A Tuber and Root (Crop) Information System dubbed "TRIS" has been developed. TRIS employs the FAO physical resource coverage's to provide crop suitability maps for cassava, sweet potato and yams. Features are a) agro-ecological homologues to assist decision making for germplasm deployment and b) assessment of relative potential of lands (best to least suitable) for expansion of root and tuber crops. Its geo-referenced databases include national statistics (people, land, and crops); national systems, root and tuber crop capacity; germplasm availability; production systems (main characteristics); production constraints; end-uses; germplasm description; vulnerability and response capacity. The program is interactive and updateable.

Kenya and Uganda have good tissue culture facilities that could be supported through the provision of laboratory supplies to engage in in-vitro micro propagation. The technology for virus diagnosis could be used to index the resulting plantlets. Such materials could then be made available for international exchange in collaboration with the plant quarantine institutions. The tissue culture laboratories available within the region will facilitate in-vitro dissemination of germplasm after virus indexing and through collaborative arrangements with the Quarantine Department of the National Agricultural Research Laboratories in KARI, Kenya and the Quarantine Service located at Kawanda Research Station, NARO, Uganda. The comprehensive core germplasm collection would be maintained in-vitro at PQS. Muguga, for future utilization in enhancing improvement once the virus indexing capacity and capability has been developed to enable germplasm movement. Protocols for identifying and eliminating pests, diseases, and poor plant vigour in cassava cuttings are needed by NARS involved in plant quarantine and plant protection activities, and for selection, propagation, and management of clean cuttings by extension agents and farmers in a sustainable manner.

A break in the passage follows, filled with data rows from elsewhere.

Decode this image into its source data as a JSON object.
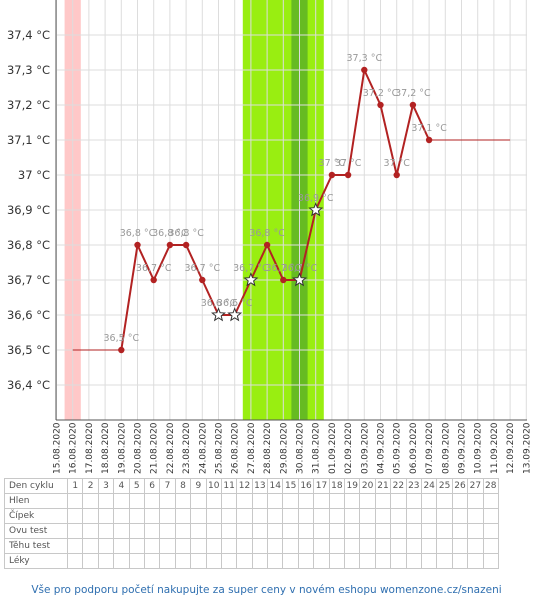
{
  "chart_data": {
    "type": "line",
    "ylim": [
      36.3,
      37.5
    ],
    "y_ticks": [
      36.4,
      36.5,
      36.6,
      36.7,
      36.8,
      36.9,
      37.0,
      37.1,
      37.2,
      37.3,
      37.4
    ],
    "y_tick_labels": [
      "36,4 °C",
      "36,5 °C",
      "36,6 °C",
      "36,7 °C",
      "36,8 °C",
      "36,9 °C",
      "37 °C",
      "37,1 °C",
      "37,2 °C",
      "37,3 °C",
      "37,4 °C"
    ],
    "x_dates": [
      "15.08.2020",
      "16.08.2020",
      "17.08.2020",
      "18.08.2020",
      "19.08.2020",
      "20.08.2020",
      "21.08.2020",
      "22.08.2020",
      "23.08.2020",
      "24.08.2020",
      "25.08.2020",
      "26.08.2020",
      "27.08.2020",
      "28.08.2020",
      "29.08.2020",
      "30.08.2020",
      "31.08.2020",
      "01.09.2020",
      "02.09.2020",
      "03.09.2020",
      "04.09.2020",
      "05.09.2020",
      "06.09.2020",
      "07.09.2020",
      "08.09.2020",
      "09.09.2020",
      "10.09.2020",
      "11.09.2020",
      "12.09.2020",
      "13.09.2020"
    ],
    "grid": true,
    "menstruation_dates": [
      "16.08.2020"
    ],
    "fertile_window": [
      "27.08.2020",
      "31.08.2020"
    ],
    "peak_fertility_date": "30.08.2020",
    "coverline_value": 36.5,
    "coverline_end_value": 37.1,
    "series": [
      {
        "points": [
          {
            "date": "19.08.2020",
            "value": 36.5,
            "label": "36,5 °C",
            "marker": "dot"
          },
          {
            "date": "20.08.2020",
            "value": 36.8,
            "label": "36,8 °C",
            "marker": "dot"
          },
          {
            "date": "21.08.2020",
            "value": 36.7,
            "label": "36,7 °C",
            "marker": "dot"
          },
          {
            "date": "22.08.2020",
            "value": 36.8,
            "label": "36,8 °C",
            "marker": "dot"
          },
          {
            "date": "23.08.2020",
            "value": 36.8,
            "label": "36,8 °C",
            "marker": "dot"
          },
          {
            "date": "24.08.2020",
            "value": 36.7,
            "label": "36,7 °C",
            "marker": "dot"
          },
          {
            "date": "25.08.2020",
            "value": 36.6,
            "label": "36,6 °C",
            "marker": "star"
          },
          {
            "date": "26.08.2020",
            "value": 36.6,
            "label": "36,6 °C",
            "marker": "star"
          },
          {
            "date": "27.08.2020",
            "value": 36.7,
            "label": "36,7 °C",
            "marker": "star"
          },
          {
            "date": "28.08.2020",
            "value": 36.8,
            "label": "36,8 °C",
            "marker": "dot"
          },
          {
            "date": "29.08.2020",
            "value": 36.7,
            "label": "36,7 °C",
            "marker": "dot"
          },
          {
            "date": "30.08.2020",
            "value": 36.7,
            "label": "36,7 °C",
            "marker": "star"
          },
          {
            "date": "31.08.2020",
            "value": 36.9,
            "label": "36,9 °C",
            "marker": "star"
          },
          {
            "date": "01.09.2020",
            "value": 37.0,
            "label": "37 °C",
            "marker": "dot"
          },
          {
            "date": "02.09.2020",
            "value": 37.0,
            "label": "37 °C",
            "marker": "dot"
          },
          {
            "date": "03.09.2020",
            "value": 37.3,
            "label": "37,3 °C",
            "marker": "dot"
          },
          {
            "date": "04.09.2020",
            "value": 37.2,
            "label": "37,2 °C",
            "marker": "dot"
          },
          {
            "date": "05.09.2020",
            "value": 37.0,
            "label": "37 °C",
            "marker": "dot"
          },
          {
            "date": "06.09.2020",
            "value": 37.2,
            "label": "37,2 °C",
            "marker": "dot"
          },
          {
            "date": "07.09.2020",
            "value": 37.1,
            "label": "37,1 °C",
            "marker": "dot"
          }
        ]
      }
    ]
  },
  "table": {
    "row_labels": [
      "Den cyklu",
      "Hlen",
      "Čípek",
      "Ovu test",
      "Těhu test",
      "Léky"
    ],
    "cycle_days": [
      "1",
      "2",
      "3",
      "4",
      "5",
      "6",
      "7",
      "8",
      "9",
      "10",
      "11",
      "12",
      "13",
      "14",
      "15",
      "16",
      "17",
      "18",
      "19",
      "20",
      "21",
      "22",
      "23",
      "24",
      "25",
      "26",
      "27",
      "28"
    ]
  },
  "footer": {
    "text": "Vše pro podporu početí nakupujte za super ceny v novém eshopu womenzone.cz/snazeni"
  },
  "colors": {
    "line": "#b22222",
    "fertile": "#99ee11",
    "peak": "#66bb22",
    "menstruation": "#ffc8c8",
    "label_text": "#999999",
    "footer": "#2f6fb0"
  }
}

Due to cost and personnel constraints, it is crucial that the genetic materials furnished be consistent not only with the specific needs of NARS but their absorptive capacities as well. The small and less endowed national programs would be encouraged to undertake wide multi-location testing of almost-finished varieties and technologies from which materials will be selected for extension. The stronger or relatively more endowed national systems could use early generation materials from regional nurseries for their own adaptive breeding work.

Sub-themes
¨ Local germplasm collection, evaluation, characterization, maintenance, documentation and utilisation
¨ Introduction, selection, generation and evaluation of genotypes with specific end-use(r) desired characteristics
¨ Exchange of improved germplasm

Expected output

¨ Assembled, documented and conserved core local germplasm collection
¨ Exchange of germplasm enhanced
¨ Improved open quarantine and laboratory facilities established
¨ Clones with specific end-use characteristics identified and distributed
¨ Cassava growing environments characterised based on GxE interaction studies

Indicators for monitoring progress and impact

· At least 50 local cassava germplasm assembled, evaluated and characterised in each member country
· At least 10 local superior clones identified, released or used in breeding programs
· At least 50% of national core collection maintained at regional and international gene banks
· Number of populations with multiple pest resistance and preferred end-user characteristics
· At least 10,000 botanic seeds representing at least 40 families introduced to each collaborating country biannually
· At least 10 improved genotypes available for on- farm trials in at least four countries by the year 2002
· At least 3 clones identified for leaf production
· Rationalization of selection and evaluation sites based on GxE information
· At least 900 clones certified clean by quarantine
· Number of germplasm exchanged in tissue culture form
· At least 50,000 seed from superior parents exchanged among member countries.